I collect two Drupella shells but discover the mollusk is long gone and hermit crabs have moved in, so they are returned to the sea floor. By swim’s end, only one Drupella has been removed by our group from our tiny patch of the GBR. Although it’s disappointing not to walk out of the water with a bounty of the coral-eating creatures, it could be an indicator they’re not such a big problem off Fitzroy.
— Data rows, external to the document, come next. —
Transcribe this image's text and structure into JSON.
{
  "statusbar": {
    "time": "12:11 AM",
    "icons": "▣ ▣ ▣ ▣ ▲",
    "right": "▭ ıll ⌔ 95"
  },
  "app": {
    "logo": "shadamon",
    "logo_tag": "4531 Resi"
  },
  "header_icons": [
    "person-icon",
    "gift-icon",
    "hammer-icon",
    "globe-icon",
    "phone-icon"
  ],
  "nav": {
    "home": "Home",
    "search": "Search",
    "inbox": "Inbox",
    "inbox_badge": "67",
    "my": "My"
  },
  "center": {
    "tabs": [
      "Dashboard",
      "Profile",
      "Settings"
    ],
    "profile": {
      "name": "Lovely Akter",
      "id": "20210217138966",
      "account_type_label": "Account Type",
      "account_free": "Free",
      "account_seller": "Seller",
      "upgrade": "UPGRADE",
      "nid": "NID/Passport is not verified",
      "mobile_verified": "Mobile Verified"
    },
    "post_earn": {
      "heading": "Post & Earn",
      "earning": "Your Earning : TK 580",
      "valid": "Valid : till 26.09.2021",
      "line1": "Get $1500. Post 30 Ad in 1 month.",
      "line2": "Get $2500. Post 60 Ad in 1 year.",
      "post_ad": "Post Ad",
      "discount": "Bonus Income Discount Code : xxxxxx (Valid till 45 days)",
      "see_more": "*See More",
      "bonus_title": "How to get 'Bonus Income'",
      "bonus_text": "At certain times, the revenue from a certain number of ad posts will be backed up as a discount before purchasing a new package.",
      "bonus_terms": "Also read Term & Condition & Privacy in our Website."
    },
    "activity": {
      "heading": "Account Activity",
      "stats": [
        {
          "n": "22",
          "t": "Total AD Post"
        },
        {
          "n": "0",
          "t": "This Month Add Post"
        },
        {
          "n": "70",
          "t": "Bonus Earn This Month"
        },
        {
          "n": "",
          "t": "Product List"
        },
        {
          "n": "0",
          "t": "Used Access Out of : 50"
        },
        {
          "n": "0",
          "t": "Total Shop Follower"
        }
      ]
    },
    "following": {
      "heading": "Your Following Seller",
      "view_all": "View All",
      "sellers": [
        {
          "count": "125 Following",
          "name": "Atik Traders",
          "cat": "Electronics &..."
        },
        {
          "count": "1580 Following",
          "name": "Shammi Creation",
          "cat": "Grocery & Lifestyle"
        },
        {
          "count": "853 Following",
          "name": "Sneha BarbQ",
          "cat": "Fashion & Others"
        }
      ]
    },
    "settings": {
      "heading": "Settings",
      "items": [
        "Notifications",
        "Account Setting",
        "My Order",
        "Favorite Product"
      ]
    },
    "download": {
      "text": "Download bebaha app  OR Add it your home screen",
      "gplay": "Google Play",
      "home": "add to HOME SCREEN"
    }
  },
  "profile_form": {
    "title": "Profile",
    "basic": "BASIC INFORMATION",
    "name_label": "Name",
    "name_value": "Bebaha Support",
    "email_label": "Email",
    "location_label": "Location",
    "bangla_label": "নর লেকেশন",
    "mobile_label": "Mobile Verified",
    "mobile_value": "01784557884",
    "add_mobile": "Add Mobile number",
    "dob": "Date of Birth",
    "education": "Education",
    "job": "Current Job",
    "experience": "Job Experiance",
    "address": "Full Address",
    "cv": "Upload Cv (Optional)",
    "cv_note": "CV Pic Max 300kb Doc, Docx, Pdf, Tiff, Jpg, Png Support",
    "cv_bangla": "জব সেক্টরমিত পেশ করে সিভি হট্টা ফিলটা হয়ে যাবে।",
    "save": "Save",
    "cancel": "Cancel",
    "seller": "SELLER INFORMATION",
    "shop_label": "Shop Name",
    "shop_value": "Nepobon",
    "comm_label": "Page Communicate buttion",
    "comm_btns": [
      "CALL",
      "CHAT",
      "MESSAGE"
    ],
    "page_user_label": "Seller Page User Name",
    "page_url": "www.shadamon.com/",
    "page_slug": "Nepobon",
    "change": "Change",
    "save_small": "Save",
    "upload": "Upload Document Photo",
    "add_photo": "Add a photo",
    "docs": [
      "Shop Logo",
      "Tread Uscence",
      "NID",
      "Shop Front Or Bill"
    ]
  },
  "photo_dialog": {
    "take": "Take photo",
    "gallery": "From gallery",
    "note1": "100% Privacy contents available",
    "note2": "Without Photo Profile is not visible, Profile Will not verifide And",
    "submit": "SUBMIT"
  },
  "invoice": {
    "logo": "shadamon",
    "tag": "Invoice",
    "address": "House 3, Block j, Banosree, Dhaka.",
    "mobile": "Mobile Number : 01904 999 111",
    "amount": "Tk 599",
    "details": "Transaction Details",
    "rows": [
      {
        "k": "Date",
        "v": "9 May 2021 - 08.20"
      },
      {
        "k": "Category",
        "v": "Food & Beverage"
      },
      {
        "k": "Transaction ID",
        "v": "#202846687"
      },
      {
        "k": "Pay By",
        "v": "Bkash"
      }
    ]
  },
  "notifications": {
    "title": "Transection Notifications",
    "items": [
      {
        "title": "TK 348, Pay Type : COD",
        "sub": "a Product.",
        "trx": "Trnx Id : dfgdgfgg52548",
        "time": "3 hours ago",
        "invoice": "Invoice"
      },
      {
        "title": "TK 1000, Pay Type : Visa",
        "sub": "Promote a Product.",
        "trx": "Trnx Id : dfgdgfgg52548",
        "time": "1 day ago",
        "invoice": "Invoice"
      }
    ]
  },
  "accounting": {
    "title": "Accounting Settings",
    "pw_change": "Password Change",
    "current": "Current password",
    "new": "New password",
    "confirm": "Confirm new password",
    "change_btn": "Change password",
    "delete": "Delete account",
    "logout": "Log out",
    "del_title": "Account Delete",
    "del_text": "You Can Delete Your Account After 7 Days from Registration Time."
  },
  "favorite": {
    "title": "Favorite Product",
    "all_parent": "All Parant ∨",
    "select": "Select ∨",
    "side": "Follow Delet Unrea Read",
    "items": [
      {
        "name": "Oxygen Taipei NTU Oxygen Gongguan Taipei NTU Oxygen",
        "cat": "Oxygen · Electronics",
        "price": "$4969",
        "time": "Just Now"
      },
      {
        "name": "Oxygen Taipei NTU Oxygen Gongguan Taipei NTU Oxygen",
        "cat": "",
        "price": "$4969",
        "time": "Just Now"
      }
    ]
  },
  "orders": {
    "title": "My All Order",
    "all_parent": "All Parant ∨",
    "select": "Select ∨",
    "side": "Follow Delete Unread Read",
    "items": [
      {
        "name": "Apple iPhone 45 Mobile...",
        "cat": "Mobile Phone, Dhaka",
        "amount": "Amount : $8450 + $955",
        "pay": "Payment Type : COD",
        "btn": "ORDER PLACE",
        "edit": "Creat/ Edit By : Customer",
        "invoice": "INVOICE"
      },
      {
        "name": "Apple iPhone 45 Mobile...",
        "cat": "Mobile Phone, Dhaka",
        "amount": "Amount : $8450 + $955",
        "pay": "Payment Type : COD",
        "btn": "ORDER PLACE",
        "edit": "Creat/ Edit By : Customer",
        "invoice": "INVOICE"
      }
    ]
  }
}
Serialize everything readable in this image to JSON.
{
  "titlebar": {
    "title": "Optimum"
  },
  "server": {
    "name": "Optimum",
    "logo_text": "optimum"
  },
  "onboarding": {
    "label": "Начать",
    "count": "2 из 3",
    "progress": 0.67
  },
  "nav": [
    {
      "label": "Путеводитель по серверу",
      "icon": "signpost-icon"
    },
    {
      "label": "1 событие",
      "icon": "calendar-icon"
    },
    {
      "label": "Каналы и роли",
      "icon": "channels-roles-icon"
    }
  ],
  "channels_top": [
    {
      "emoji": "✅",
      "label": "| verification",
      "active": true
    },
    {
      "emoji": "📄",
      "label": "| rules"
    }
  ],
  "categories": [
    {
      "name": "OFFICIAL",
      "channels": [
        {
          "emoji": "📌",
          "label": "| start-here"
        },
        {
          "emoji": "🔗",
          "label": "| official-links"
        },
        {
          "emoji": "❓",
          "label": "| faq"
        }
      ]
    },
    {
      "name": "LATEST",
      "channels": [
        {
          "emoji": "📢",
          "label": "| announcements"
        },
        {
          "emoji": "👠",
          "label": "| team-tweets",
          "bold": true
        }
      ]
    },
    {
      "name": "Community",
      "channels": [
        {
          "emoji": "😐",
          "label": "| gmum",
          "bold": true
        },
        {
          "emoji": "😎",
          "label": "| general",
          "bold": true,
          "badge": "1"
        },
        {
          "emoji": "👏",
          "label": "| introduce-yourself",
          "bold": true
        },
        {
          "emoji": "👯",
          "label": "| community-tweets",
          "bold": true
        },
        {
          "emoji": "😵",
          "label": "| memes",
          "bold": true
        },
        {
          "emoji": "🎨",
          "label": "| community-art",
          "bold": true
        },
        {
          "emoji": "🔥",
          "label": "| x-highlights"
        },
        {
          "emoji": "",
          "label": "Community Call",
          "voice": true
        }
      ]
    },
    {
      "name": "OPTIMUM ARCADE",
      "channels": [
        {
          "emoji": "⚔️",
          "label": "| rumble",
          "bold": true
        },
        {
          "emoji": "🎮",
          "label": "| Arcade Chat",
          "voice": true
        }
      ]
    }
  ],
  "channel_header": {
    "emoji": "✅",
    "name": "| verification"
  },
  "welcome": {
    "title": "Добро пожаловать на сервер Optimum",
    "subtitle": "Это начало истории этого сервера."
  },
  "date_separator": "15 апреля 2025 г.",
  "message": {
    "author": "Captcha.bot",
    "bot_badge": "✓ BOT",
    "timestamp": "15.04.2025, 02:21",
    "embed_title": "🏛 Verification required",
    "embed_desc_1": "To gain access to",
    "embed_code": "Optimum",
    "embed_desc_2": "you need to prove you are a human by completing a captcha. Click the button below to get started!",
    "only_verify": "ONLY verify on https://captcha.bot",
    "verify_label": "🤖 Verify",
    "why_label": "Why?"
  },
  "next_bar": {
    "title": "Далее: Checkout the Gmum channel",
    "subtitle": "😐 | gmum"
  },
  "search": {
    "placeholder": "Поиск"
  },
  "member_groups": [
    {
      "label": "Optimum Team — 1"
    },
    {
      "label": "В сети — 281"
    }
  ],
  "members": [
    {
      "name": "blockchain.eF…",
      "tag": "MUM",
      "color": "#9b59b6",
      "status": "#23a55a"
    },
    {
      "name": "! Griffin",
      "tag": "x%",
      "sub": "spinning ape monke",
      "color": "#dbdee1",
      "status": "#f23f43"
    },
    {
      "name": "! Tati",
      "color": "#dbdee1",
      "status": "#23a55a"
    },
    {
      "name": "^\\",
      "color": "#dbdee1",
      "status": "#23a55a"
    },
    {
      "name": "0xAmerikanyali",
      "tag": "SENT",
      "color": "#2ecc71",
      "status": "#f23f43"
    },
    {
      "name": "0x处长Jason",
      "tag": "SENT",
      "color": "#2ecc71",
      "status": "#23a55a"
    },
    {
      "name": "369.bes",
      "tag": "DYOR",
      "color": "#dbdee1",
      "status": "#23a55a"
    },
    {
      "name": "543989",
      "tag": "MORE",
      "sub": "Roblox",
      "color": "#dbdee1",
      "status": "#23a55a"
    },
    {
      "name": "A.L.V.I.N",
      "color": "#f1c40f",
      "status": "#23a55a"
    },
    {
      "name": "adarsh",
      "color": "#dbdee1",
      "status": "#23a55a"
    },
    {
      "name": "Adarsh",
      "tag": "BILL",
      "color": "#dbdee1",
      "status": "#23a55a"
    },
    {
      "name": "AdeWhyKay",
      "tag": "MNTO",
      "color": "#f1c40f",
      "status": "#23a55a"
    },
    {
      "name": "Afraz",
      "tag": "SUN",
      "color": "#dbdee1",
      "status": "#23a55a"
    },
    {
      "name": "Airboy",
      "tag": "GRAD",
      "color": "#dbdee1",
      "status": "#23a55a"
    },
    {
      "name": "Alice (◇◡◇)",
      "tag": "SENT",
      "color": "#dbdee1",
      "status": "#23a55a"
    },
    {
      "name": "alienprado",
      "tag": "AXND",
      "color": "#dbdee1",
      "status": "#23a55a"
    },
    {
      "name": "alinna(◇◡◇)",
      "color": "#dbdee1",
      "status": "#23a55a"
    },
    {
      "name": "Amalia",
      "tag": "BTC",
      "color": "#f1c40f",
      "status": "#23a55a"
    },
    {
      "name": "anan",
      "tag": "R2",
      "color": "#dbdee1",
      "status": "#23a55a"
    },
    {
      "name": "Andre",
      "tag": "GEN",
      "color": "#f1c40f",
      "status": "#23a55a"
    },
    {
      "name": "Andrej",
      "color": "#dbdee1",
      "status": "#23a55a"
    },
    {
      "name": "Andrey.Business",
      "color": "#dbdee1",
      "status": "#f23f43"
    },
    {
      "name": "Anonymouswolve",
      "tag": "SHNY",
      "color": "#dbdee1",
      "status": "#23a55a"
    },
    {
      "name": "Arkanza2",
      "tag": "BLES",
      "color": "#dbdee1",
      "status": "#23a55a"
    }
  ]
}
Or perhaps I’m struggling to identify them, a lack of knowledge being one major flaw in citizen science tourism.
“The thing about citizen science is always the consistency,” says Saparwan. “But, if it’s done on a high frequency level, I think it would be very, very beneficial.
“A potential issue is just validation; sometimes someone might call (an animal) a white-tipped reef shark but it’s not a white-tipped reef shark, so that’s where validation comes into play and that’s where proper education, awareness can be very crucial.”
However, all flaws considered, citizen science programs seem to be a viable and positive way to mobilise everyday holidaymakers into taking action to protect the environment, and they may indeed, one day, create a nationwide collective of untrained but eager marine conservationists.
The writer travelled as a guest of Fitzroy Island Resort and Tourism Tropical North Queensland.